In April you might have heard of Dan Price, owner of a credit card payment company, Gravity, who made the decision to raise all of his employees salaries to a minimum of $70,000 and take a pay cut for himself. A bold move no doubt and one that certainly speaks to a huge degree of courage. Back when this news was initially covered Mr. Price was talking about how he had learned $70,000/year was the tipping point for happiness; less money equaled a good amount of struggle and more money didn’t necessarily equate to greater happiness. I’ve found at least one article which suggests that $50,000/year is the pivot point and although originally published in 2012 by LearnVest, it sure seems likely that somewhere between $50-70,000/year lies the elusive place of financial happiness.
In April 2012 Forbes reported this in reference to the LearnVest piece, “That’s the finding of a recent poll by the Marist Institute for Public Opinion, which saw big differences in almost all facets of happiness between those who earn less than $50,000 and those who earn more.” Interesting.
Mr. Price’s announcement is 3 months old and the press has returned to report that it has not been all peaches and cream for Mr. Price personally or professionally. His brother, who is also the co-founder of Gravity, is suing for damages related to this change and some key employees have left over it feeling apparently that their own efforts weren’t being compensated enough with the raise to others. That’s a lot of pressure.
What struck me, among other things in this policy shift, was how the discussion of more money took on so much steam. As a Thriver it’s impossible not to notice that many believe more money, lots more money, equals lots more happiness. And yet, does it? We’ve explored happiness and in none of our previous looks at it has a large bank account been discussed! What prompts that? Because study after study tells us clearly that happiness is not tied to the balance in our account.

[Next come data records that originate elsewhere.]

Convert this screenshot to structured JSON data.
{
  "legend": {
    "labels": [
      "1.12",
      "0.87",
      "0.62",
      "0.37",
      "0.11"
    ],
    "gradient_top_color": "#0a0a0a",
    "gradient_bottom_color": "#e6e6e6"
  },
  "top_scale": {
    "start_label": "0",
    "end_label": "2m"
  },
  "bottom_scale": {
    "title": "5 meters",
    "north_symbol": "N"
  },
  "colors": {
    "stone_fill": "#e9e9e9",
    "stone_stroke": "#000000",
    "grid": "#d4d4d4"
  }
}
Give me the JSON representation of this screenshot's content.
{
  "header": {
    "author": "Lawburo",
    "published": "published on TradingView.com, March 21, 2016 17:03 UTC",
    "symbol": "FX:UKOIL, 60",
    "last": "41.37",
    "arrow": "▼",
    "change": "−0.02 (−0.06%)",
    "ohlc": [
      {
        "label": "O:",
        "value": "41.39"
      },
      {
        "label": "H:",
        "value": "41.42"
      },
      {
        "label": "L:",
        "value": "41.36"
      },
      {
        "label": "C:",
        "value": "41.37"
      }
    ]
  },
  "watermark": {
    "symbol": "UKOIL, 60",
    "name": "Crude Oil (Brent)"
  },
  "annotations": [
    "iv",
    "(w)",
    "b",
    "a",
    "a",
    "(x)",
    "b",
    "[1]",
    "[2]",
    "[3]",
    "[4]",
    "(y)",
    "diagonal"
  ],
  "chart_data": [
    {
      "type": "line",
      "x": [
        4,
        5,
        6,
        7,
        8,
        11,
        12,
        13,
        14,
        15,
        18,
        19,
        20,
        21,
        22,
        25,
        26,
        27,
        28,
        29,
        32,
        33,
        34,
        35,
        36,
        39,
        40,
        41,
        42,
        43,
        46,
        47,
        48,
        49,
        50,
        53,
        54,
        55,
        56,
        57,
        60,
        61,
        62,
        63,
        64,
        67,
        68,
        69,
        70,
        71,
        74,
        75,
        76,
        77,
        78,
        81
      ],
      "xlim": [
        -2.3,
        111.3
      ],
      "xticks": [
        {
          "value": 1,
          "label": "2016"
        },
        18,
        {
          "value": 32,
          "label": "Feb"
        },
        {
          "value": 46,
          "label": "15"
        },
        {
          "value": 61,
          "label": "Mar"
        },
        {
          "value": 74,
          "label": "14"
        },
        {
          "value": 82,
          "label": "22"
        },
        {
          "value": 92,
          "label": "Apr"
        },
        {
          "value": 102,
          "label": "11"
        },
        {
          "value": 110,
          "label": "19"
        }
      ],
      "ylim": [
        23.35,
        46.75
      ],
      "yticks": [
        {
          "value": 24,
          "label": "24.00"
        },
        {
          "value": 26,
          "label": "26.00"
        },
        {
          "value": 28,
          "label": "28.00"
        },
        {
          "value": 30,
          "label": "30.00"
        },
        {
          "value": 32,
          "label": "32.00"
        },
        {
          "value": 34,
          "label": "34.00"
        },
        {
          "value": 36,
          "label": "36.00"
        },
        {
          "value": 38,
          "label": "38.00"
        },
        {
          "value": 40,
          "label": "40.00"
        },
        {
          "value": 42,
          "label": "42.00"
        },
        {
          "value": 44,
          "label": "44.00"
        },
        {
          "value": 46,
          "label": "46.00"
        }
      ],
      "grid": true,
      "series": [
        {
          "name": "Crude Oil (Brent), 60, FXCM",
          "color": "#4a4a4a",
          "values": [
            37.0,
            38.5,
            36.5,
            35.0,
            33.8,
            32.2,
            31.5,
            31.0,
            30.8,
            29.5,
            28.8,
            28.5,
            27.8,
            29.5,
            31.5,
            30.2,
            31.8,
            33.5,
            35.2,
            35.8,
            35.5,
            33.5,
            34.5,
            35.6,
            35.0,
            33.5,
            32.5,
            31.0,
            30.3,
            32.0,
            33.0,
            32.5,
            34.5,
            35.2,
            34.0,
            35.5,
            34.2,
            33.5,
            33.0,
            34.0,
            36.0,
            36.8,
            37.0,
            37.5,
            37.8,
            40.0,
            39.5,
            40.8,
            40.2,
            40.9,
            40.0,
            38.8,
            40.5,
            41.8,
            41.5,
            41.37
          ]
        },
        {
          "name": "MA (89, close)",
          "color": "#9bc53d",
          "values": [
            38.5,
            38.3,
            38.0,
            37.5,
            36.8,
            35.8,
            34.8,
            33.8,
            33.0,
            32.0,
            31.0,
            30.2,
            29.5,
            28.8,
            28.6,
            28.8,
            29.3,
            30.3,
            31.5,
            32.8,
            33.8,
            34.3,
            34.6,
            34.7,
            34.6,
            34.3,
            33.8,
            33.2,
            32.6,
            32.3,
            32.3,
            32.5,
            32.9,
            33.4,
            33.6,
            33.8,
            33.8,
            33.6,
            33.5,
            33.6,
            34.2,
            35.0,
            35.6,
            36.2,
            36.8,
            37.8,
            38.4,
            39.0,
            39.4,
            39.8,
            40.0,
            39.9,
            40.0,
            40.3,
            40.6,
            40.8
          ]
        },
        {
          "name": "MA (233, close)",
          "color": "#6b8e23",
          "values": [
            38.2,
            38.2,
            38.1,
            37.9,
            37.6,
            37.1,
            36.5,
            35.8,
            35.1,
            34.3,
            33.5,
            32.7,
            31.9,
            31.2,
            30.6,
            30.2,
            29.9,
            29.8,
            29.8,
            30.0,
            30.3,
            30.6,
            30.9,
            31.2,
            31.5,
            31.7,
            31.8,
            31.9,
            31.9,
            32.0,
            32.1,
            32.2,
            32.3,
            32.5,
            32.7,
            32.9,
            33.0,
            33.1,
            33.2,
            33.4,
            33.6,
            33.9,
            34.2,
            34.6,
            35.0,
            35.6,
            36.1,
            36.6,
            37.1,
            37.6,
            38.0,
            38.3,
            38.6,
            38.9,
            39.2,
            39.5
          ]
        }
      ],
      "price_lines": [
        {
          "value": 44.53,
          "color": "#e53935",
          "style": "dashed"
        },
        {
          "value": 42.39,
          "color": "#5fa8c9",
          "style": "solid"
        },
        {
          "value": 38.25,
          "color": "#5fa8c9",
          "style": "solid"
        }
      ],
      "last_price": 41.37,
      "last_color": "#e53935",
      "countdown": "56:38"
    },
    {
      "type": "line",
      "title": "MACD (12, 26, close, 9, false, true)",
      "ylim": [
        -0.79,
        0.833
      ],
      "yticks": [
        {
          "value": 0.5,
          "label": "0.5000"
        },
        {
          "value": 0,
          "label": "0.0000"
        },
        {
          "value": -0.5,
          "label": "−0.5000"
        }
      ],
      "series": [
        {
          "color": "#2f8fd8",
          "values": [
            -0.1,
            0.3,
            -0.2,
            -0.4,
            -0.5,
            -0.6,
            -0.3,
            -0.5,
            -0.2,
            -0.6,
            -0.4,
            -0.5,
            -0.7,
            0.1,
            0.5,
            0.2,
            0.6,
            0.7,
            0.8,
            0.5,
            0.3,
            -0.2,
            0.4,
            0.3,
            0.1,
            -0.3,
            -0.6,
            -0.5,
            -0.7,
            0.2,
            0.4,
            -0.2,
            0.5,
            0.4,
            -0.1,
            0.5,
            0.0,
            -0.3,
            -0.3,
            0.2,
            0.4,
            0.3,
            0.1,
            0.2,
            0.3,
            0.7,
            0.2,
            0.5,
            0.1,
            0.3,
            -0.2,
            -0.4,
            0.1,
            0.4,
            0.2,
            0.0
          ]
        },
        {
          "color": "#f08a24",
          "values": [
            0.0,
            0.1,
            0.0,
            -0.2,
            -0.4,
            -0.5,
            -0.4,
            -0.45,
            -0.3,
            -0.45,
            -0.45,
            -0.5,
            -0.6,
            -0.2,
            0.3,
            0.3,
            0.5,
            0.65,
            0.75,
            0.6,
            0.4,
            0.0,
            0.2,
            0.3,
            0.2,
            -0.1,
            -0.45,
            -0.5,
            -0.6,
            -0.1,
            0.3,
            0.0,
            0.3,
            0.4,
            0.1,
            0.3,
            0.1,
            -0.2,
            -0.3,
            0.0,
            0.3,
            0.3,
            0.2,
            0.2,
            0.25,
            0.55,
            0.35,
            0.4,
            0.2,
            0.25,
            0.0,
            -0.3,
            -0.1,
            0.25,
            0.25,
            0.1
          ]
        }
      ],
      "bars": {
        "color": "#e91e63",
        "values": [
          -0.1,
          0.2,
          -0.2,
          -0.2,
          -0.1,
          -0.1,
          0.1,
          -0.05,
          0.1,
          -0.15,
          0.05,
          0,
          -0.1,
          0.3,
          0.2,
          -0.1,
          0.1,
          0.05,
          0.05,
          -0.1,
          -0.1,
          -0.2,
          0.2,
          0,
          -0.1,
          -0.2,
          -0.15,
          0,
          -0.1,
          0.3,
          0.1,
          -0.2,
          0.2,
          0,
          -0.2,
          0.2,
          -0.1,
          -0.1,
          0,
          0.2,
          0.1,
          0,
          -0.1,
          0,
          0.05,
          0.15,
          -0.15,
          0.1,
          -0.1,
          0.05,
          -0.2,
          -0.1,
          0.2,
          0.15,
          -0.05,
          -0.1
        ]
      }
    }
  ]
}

George Bradt, in Forbes May 2015, reports, “Happiness comes from choosing to be happy with whatever you do, strengthening your closest relationships and taking care of yourself physically, financially and emotionally.” Does any of this sound familiar?
How can money lead to happiness? According to a Harvard study in 2008 and published in the Harvard Gazette what really does it is spending money on others. In a study that mirrors what Harvard found we have this: “In a third experiment, researchers at UBC (University of British Columbia) handed envelopes of money to students on campus. The recipients were told they should spend the money (either $5 or $20) by the end of that day either on themselves — to cover a bill or expense or get themselves a gift — or on others, a gift for someone or a donation to charity. The results mirrored those from their other studies. “We found that people who spent the money on themselves that day weren’t happier that evening,” said Norton, “but people who spent it on others were. The amount of money, $5 or $20, didn’t matter at all. It was only how people spent it that made them happier.”
What does this mean for us? As a Thriver we have the capacity to make decisions about how and where we spend our money. Surely more financial resources allows anyone more options but let’s not confuse options with balance, happiness and thriving.
Need more help with this? While coaching is not free you might find the small investment in yourself paying off in larger ways down the line for yourself, those you love, those you lead and those you choose to have in your life.
So, paraphrasing Dr. Seuss, whether you make $250,000 a year or $45,000 I wish you all the best for your September!